What to Do with Topped Out Patterns in Penny Stocks - dummies

What to Do with Topped Out Patterns in Penny Stocks

By Peter Leeds

When penny stock shares enjoy a long and gradual price uptrend, the trading chart may show a topping out pattern. Such a pattern indicates that that the prices won’t go any higher from here and are about to start falling lower.

When you spot a topping out pattern, it may be a good time to take profits. Further upward moves in price will be hard to come by, and the probability of shares sinking is high.


A topping out pattern can be indicated when all the following situations play out:

  • Prices gradually increase. An upward price trend is a necessary part of any topping out pattern. Ideally, you will see several months of gradually increasing prices; the longer the uptrend, the more likely a topping out pattern will form.

  • The upward trend turns sideways. The shares next need to turn into a sideways trend. Shares have stopped their gradual advance, and now they close with very minimal gains or losses from day to day. For example, if the shares were generally up about 2 percent every week during the uptrend, they may now close up or down about 0.5 percent on a week-by-week basis.

  • The number of down days increases.
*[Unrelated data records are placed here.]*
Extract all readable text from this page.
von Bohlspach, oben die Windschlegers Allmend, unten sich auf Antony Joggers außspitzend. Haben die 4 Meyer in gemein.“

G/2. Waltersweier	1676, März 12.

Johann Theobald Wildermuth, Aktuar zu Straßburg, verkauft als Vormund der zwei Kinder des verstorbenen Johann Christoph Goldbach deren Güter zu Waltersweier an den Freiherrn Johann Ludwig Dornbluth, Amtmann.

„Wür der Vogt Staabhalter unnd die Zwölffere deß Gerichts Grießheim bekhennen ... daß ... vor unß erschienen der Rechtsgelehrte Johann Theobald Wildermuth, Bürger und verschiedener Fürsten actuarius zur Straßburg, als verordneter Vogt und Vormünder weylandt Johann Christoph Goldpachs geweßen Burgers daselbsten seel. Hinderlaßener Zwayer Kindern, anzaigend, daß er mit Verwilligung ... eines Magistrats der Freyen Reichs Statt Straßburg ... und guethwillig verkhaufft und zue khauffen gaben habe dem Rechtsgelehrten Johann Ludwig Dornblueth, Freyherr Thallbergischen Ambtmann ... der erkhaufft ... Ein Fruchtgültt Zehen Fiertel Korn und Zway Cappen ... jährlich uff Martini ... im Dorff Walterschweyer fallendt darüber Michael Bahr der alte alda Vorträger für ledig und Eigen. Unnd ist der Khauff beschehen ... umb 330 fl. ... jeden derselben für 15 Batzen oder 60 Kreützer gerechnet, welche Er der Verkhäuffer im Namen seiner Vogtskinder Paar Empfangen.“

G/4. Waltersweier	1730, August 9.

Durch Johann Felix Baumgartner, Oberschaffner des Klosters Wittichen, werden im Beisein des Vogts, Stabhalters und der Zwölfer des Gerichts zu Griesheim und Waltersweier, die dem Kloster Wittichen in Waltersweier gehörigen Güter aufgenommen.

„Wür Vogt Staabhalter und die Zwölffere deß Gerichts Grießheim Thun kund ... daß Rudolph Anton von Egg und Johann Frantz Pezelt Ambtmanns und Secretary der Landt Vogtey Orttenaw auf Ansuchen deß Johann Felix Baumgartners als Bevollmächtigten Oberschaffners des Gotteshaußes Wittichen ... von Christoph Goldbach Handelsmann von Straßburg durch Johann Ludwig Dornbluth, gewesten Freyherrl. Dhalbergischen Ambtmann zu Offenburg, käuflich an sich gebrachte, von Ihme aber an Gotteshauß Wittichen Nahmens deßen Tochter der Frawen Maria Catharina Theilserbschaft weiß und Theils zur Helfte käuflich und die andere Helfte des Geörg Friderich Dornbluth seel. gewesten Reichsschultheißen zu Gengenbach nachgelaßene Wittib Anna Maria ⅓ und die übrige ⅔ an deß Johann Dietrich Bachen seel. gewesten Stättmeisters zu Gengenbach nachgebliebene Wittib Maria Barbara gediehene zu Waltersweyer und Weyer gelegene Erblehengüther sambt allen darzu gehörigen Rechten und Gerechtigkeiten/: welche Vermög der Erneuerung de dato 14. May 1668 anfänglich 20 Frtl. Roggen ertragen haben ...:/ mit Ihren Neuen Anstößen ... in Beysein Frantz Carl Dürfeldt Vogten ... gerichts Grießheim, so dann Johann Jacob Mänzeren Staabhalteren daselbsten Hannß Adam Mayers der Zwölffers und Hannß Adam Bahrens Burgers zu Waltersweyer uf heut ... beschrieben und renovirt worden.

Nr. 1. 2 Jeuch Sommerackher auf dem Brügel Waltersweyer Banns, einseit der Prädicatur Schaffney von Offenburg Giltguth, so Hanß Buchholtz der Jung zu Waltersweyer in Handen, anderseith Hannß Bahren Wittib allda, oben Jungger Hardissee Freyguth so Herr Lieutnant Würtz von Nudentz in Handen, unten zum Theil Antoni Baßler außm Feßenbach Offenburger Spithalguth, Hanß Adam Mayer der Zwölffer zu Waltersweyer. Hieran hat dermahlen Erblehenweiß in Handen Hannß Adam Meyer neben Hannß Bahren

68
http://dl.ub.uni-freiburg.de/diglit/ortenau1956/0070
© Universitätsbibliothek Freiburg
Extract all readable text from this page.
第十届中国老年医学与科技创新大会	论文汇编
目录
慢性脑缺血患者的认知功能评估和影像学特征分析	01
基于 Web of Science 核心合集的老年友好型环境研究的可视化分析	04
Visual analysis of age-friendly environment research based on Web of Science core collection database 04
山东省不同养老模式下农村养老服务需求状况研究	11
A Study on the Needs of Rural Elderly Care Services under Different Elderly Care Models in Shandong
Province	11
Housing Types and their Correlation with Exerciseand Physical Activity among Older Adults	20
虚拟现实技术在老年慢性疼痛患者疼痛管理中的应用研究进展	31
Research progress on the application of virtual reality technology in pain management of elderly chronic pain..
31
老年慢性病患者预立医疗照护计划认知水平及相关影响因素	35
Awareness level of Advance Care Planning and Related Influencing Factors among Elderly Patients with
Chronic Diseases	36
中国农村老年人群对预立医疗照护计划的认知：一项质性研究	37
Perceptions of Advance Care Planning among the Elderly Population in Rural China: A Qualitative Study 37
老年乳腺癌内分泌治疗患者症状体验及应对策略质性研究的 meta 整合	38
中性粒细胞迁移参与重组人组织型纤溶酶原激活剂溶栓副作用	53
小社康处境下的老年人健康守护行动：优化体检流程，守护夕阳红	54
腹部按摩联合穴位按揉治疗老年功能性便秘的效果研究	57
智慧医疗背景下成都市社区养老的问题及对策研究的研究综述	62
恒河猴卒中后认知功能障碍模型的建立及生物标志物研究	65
As the shares near the topping out point, you will see a higher closing price about as often as a lower closing price. Right before shares start falling lower, the number of trading days in which the shares close lower will reach about two or three for every day that the shares closed higher.

  • Volume decreases. The number of shares trading hands will fall to a fraction of what it had been during the uptrend. This lower trading volume is one of the most important aspects of a topping out pattern and will be the best indicator of when the shares are about to fall.

    Investor buying drove the upward trend, and as soon as that buying dries up, there is nothing to hold the shares at the higher levels.

Treat a technical analysis (TA) indicator as a topping out pattern only if it meets all four of the criteria listed above. Many situations resemble topping out patterns, but unless they meet all four criteria, you can’t expect them to play out like one.

Penny stocks often rise in share price over time, then “take a breather,” or slow down for a while. The shares may trade sideways or even fall off under the weight of profit takers who are selling into these new higher prices. This activity isn’t the same as topping out, and the share price weakness may be temporary or not at all indicative of what to expect next.

You won’t see topping out patterns very frequently; however, you might see them quite a bit among penny stocks that have had months of upward trending prices.